New global figures highlight need to Act for Peace

The latest figures from the 2011 Global Peace Index show that, overall, the world has become less peaceful over the past year.

Around 740,000 people die from armed conflict each year.

“These figures highlight the need to seriously invest in armed violence reduction that works,” says Alistair Gee, Executive Director of Act for Peace, the international aid agency of the National Council of Churches in Australia.

The Global Peace Index, an initiative of the Institute for Economics and Peace, is the best assessment of how peace and conflict affect countries worldwide.

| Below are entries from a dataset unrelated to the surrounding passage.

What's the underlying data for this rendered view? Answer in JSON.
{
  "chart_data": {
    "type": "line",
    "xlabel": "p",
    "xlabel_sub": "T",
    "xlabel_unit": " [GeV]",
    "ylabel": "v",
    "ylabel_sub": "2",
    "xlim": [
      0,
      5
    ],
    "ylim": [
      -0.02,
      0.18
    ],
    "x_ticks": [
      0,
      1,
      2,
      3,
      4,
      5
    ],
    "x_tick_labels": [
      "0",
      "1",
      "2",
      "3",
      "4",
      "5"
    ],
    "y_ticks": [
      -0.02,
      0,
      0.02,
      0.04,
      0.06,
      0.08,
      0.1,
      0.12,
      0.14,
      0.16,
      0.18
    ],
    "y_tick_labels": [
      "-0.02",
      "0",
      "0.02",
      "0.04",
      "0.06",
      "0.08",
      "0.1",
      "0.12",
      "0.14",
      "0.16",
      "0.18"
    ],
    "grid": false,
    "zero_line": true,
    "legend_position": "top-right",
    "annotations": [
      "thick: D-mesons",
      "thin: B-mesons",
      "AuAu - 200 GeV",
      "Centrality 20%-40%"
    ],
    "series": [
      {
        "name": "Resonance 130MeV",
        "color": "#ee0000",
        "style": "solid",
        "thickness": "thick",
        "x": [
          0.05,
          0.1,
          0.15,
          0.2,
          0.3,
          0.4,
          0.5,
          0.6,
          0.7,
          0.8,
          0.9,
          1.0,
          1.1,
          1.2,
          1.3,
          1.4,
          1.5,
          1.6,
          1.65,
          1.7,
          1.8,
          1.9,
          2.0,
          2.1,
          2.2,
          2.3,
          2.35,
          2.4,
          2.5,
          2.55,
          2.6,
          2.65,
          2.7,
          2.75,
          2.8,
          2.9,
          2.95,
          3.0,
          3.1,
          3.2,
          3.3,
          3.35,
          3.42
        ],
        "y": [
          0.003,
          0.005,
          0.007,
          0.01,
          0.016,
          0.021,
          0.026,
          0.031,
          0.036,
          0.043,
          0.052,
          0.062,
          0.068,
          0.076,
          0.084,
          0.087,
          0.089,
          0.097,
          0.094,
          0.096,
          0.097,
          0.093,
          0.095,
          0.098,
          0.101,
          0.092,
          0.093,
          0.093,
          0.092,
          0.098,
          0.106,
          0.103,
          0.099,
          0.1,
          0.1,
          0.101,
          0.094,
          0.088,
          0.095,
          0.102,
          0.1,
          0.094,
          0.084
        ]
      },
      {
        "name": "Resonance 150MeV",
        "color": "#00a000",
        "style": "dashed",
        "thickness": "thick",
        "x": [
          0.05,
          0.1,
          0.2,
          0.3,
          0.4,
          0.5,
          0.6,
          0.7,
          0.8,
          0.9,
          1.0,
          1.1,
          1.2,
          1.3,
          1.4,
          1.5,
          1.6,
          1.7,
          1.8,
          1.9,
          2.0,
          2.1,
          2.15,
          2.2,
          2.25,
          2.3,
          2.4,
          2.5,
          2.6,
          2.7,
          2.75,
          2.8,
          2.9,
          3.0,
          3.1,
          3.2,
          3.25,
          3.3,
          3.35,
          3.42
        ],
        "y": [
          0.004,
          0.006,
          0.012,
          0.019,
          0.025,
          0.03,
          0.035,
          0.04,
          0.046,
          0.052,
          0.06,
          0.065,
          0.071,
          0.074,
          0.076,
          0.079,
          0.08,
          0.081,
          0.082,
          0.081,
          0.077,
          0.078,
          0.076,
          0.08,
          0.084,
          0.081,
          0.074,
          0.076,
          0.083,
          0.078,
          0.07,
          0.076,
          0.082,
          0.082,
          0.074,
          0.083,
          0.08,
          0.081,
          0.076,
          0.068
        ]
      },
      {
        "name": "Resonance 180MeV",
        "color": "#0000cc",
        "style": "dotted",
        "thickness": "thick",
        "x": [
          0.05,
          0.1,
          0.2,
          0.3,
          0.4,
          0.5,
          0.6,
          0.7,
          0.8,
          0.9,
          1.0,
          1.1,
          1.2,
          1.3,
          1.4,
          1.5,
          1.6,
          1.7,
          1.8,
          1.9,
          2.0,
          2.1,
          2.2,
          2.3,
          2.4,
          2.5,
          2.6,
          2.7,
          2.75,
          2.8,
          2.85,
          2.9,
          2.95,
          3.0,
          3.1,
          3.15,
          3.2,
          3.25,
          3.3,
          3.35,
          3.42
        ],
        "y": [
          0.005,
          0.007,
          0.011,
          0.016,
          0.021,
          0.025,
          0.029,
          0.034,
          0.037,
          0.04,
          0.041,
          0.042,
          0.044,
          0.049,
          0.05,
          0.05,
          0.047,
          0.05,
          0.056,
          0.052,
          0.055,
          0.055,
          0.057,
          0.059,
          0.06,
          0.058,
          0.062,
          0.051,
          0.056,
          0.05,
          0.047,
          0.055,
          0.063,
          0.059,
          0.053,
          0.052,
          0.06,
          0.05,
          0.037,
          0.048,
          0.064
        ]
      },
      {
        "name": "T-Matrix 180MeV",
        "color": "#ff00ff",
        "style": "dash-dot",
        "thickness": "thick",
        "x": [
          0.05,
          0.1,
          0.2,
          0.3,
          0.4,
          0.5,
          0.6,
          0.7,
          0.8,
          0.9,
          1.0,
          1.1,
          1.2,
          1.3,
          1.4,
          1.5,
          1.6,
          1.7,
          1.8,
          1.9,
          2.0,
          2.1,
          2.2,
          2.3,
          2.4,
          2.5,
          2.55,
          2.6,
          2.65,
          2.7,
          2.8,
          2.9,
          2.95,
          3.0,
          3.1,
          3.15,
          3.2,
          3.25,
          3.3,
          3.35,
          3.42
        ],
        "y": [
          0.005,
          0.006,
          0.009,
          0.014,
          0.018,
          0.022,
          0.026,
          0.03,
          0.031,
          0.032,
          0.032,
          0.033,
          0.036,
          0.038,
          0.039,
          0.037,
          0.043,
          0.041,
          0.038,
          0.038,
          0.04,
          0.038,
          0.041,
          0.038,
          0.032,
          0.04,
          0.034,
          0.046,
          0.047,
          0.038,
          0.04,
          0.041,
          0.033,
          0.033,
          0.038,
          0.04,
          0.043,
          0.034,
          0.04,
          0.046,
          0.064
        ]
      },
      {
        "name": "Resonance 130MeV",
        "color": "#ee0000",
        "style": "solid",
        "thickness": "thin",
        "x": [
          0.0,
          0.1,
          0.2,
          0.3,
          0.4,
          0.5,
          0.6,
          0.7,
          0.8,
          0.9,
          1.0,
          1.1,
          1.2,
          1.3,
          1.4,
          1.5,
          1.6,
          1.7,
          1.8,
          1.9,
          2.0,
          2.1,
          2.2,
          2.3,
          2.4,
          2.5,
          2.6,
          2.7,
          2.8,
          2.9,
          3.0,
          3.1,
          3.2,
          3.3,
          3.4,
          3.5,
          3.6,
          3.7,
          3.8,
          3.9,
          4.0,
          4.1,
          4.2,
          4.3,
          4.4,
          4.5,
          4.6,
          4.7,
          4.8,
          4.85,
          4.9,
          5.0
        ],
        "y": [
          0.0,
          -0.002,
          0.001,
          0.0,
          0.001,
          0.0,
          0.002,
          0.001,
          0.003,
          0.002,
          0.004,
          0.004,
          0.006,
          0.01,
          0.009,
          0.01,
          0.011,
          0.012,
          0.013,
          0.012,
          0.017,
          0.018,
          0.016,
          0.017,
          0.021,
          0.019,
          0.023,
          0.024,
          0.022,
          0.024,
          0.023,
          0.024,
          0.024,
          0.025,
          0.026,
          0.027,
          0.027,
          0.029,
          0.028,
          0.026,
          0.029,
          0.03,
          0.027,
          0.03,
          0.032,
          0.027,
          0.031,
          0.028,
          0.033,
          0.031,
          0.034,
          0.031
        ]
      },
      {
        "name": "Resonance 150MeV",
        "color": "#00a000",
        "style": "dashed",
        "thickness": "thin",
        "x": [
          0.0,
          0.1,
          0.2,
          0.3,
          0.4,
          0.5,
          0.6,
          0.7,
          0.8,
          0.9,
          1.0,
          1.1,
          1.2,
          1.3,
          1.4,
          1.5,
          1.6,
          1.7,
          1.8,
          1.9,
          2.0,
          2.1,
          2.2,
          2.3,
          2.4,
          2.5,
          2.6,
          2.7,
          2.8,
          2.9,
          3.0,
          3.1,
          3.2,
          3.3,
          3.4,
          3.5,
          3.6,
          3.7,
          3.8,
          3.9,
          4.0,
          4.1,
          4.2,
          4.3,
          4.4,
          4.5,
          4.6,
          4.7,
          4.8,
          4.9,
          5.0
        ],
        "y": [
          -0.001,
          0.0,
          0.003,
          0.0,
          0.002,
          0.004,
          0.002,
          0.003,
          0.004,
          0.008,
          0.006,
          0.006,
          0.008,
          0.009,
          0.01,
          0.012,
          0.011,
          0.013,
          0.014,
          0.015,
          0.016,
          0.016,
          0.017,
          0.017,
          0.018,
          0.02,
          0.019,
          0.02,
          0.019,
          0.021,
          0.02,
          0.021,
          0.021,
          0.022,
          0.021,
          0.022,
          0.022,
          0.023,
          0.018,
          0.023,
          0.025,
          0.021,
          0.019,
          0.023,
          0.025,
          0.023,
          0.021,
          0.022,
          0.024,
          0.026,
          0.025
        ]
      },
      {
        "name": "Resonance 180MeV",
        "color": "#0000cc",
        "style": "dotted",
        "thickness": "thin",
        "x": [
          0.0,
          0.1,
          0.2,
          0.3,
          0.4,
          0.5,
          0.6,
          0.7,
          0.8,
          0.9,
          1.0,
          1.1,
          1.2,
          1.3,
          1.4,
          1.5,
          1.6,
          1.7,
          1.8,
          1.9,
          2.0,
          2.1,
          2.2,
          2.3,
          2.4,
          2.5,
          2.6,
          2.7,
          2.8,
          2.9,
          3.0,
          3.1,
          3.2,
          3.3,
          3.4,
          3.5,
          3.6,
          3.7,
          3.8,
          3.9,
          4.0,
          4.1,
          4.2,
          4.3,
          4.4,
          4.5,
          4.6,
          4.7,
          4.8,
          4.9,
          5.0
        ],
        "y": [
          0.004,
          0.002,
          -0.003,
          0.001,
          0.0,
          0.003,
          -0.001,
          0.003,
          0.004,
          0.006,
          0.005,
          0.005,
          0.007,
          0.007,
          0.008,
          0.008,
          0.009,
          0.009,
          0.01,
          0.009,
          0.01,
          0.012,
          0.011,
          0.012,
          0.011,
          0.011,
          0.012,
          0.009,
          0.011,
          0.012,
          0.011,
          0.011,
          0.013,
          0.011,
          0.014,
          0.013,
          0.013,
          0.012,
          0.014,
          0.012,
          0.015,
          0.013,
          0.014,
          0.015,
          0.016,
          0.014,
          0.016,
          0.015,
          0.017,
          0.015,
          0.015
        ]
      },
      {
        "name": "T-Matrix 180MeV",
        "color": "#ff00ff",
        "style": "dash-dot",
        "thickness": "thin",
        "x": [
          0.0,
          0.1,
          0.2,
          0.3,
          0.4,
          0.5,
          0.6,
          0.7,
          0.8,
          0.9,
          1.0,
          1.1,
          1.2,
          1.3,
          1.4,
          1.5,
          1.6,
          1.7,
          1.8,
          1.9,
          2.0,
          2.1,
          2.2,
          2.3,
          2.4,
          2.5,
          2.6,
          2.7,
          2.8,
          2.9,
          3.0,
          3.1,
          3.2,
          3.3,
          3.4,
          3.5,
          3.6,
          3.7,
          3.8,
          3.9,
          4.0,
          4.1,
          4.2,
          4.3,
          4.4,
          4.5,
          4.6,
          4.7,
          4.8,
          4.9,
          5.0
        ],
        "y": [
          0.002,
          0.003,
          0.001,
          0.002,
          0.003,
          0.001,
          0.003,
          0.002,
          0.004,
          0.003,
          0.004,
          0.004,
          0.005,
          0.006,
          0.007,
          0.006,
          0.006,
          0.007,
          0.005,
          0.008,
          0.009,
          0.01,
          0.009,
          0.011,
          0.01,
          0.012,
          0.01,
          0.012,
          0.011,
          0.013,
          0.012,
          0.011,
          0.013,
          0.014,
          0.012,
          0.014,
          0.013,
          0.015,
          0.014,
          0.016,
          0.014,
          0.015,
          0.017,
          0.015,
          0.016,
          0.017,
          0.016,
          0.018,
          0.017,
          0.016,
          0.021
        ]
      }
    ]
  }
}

It measures the relative peacefulness of 153 countries based on 23 indicators, including levels of violent deaths, arms imports and exports and the likelihood of violent demonstrations.

Australia is ranked 18th on the index.

“Act for Peace supports effective armed violence reduction and peace programs in many countries, including the countries ranked at the bottom of the 2011 Global Peace Index: Somalia, Iraq, Sudan and Afghanistan.

“Through this work, we see first-hand the way peacemaking and disarmament improve millions of lives in the world’s worst conflicts,” said Mr Gee.

This is the first year of the Global Peace Index in which Iraq’s score has improved significantly and the first year in which it is not ranked as the world’s least peaceful country, the rank now held by Somalia.

This improvement is a result of efforts to improve safety and security, such as through the program of the Mines Advisory Group, supported by Act for Peace, to clear deadly landmines, cluster bombs and free up land for agriculture and development. This program has seen more than 1.5 million unexploded bombs and weapons cleared from millions of square metres of land — over three million square metres in the past year alone.

Haji Barzan, a farmer from the village of Bawa Mahmod, northeast of Baghdad in Iraq, said half his land had been covered in cluster bombs in 2003. Five years later, an 11-year-old boy was killed when one of the weapons exploded.

Today, as a result of the Act for Peace-supported program, Mr Barzan can plough his land and plant crops.

“The money that the land will generate will improve my life and the lives of the two families working in my land, and all that is because of this life-saving work,” said Mr Barzan.

Mr Gee said, “Increasing support for this work is vital. It’s time to properly invest for peace in countries like Iraq, Somalia, Sudan and Afghanistan, all of which have been devastated by decades of conflict. Doing so will have benefits for us all.”